Growing up, I always knew I wanted to be a writer. I express myself through words; writing is my art. In spite of my creativity, the logical side of my personality is heavily understated. As much as I grew up writing poetry, I also was born and raised as the accountant’s daughter. I was working in my father’s CPA office beginning at the age of 13. By the time I graduated high school, I was managing all of my father’s client invoices. When I was studying for my MA degree, I enrolled into graduate-level stats and econometrics and conducted my masters thesis research. And now for my day job, I work at a public polling and research consulting firm. I’m sometimes sifting through hundreds of pages of raw survey results in order to analyze trends emerging from the data. Math might not be my strong suit, but I’ve worked hard to build my logical reasoning skills over the years.
Personally, what I love about numberical data is that unlike words, none of it can be bullshit. And particularly, in the wonderful world of accounting, if you try to bullshit your financial statements, then the IRS is going to audit your ass.
That being said, I’d like to segueway into my main topic for this week’s blog post: the Susan G. Komen Foundation and their program funding. Over the last five years, especially after they tried parting ways with Planned Parenthood, the Susan G. Komen Foundation has faced public scrutiny regarding its finances. How are fundraising dollars really being spent? When I buy something that has a pink ribbon on it, where is the money actually going? I mean, the whole hype of all these damn pink ribbons is to develop research that finds a cure for breast cancer…right?
Well, I wanted to investigate a little, and so yesterday morning I visited their webpage where they have their financial reports listed (because what else would I do while I’m eating breakfast). At first, I consulted their 2015 fiscal year annual report, which is all nice and polished looking, including pictures of scientists in lab coats engaging in high stakes research. In regards to their research impact, they talk about the millions of dollars that have been spent on biomedical research. And I sat there scratching my head, thinking to myself, “No, no I want to see the real dollars and cents here, because there’s some bullshit here, I can feel it.”
Sure enough, I then consulted their 2015 – 2016 audited financial statement, which I’ll admit, I applaud them on making the document easily accessible on their website. There’s so much about that statement I still want to analyze, but what struck me was page 6, their consolidated statement of functional expenses. The expense report is broken down into two main subcategories: Program Services and Supporting Services. Within their program services there are four categories: Research, Public Health Education, Health Screening Services and Treatment Services.
Want to guess which of the four program services was the lowest?
If you guessed research services, well you’re wrong. Treatment services was the lowest at approximately $13 million. Health screening services were the next lowest at approximately $27 million. Research services scrapped up around $34 million. And health education? Try $105 million.

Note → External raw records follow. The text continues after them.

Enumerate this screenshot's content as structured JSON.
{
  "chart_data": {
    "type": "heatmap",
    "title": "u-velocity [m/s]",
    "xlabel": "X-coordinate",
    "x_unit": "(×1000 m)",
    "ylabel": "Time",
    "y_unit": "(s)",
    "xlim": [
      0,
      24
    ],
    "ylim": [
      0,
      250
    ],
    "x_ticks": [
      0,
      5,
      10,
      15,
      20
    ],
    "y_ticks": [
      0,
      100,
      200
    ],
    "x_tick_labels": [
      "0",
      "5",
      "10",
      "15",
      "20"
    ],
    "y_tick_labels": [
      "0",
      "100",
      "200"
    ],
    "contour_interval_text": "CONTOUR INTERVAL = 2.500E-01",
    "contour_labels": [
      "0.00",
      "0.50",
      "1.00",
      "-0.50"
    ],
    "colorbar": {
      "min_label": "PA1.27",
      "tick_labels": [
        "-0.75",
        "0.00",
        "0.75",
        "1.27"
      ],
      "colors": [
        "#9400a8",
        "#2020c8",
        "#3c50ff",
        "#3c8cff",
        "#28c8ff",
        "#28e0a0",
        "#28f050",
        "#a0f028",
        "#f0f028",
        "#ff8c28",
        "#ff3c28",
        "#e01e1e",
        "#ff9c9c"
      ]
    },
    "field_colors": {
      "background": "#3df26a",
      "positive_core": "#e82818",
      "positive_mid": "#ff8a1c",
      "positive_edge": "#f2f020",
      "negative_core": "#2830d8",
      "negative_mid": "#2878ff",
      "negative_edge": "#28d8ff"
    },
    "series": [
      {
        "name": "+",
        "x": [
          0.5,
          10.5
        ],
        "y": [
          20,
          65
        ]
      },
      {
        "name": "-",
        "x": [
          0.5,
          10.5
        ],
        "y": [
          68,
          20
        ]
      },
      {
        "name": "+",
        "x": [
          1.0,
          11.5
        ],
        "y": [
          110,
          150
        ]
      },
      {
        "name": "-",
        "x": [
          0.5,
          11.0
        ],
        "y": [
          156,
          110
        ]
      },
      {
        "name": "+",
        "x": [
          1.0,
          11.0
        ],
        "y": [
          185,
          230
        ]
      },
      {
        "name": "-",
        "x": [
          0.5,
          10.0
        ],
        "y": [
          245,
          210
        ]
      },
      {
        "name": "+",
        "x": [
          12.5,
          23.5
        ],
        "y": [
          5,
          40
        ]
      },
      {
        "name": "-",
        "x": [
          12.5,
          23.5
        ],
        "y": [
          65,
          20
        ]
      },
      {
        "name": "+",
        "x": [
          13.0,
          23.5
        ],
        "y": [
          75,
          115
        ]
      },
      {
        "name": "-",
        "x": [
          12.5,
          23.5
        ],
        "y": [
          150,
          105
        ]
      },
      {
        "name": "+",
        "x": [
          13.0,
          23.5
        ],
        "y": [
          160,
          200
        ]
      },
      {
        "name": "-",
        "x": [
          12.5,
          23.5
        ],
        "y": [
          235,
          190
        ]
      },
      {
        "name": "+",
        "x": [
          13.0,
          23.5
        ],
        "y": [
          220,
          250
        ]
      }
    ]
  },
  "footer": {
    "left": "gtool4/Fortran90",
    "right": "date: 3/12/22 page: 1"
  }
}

From there, out of all the itemized expenses listed within health education finances, marketing and communications costs were the highest, reporting at $38 million. That alone cost more than what the Susan G. Komen Foundation spent on all their total combined expenses related to research!
When I discovered all this, my jaw dropped. If education accounts for more than three times of their expenses than research services, not to sound cold-hearted but what is so important about all this education? And why are they spending oodles and oodles of cash on marketing their health education services? Curious, I returned back to their 2015 annual report, and learned that their education program in essence entails providing information about general breast health, support and resources via a telephone hotline, their website, community canvassing and a corporate sponsorship with Walgreens. In short, that’s basically breast cancer awareness.
Ok, that sounds nice and all, but apparently I’m not the only one that’s skeptical of the health education funding. In the critical words of Gayle Sulik, sociologist at the University of Albany and author of the 2011 book Pink Ribbon Blues: How Breast Cancer Culture Undermines Women’s Health, published in Reuters back in 2012, “What they’re (Komen) best at is awareness, which you could also call publicity. Getting out the word that breast cancer exists is what they excel at – that and raising money.” The article goes on to state that health education funding equates to awareness funding. Similarly, other blogs that look into these expenses on public education, which you can see here and here, come to the same conclusion — health education funds merely translate into effective advertising.
We don’t need more pink ribbons shoved down our throats from intense marketing strategies done in the name of health education. We certainly don’t need more pink in this world if it’s primarily just all an advertising campaign for the Susan G. Komen Foundation in disguise. Rather, it’s imperative that if we really want to end breast cancer, there must be more funding allocated towards quality research that assesses not only how to better diagnose and treat breast cancer, but how to prevent it and address its causes. Health education alone will not achieve this goal. With this in mind, we need to hold the Susan G. Komen Foundation accountable for their program expenses, because otherwise, all these pink ribbons mean absolutely nothing.
I know that sometimes it might seem like I’m criticizing the Komen Foundation and the pink ribbon movement because I’m spiteful that my mom passed away from this disease fifteen years ago. And maybe that’s true to a certain extent. But after reading this post, I hope you’ve scratched your head in skepticism at least once, because regardless of my own personal feelings, these expense reports certainly raise some real questions about how much research is actually being accomplished.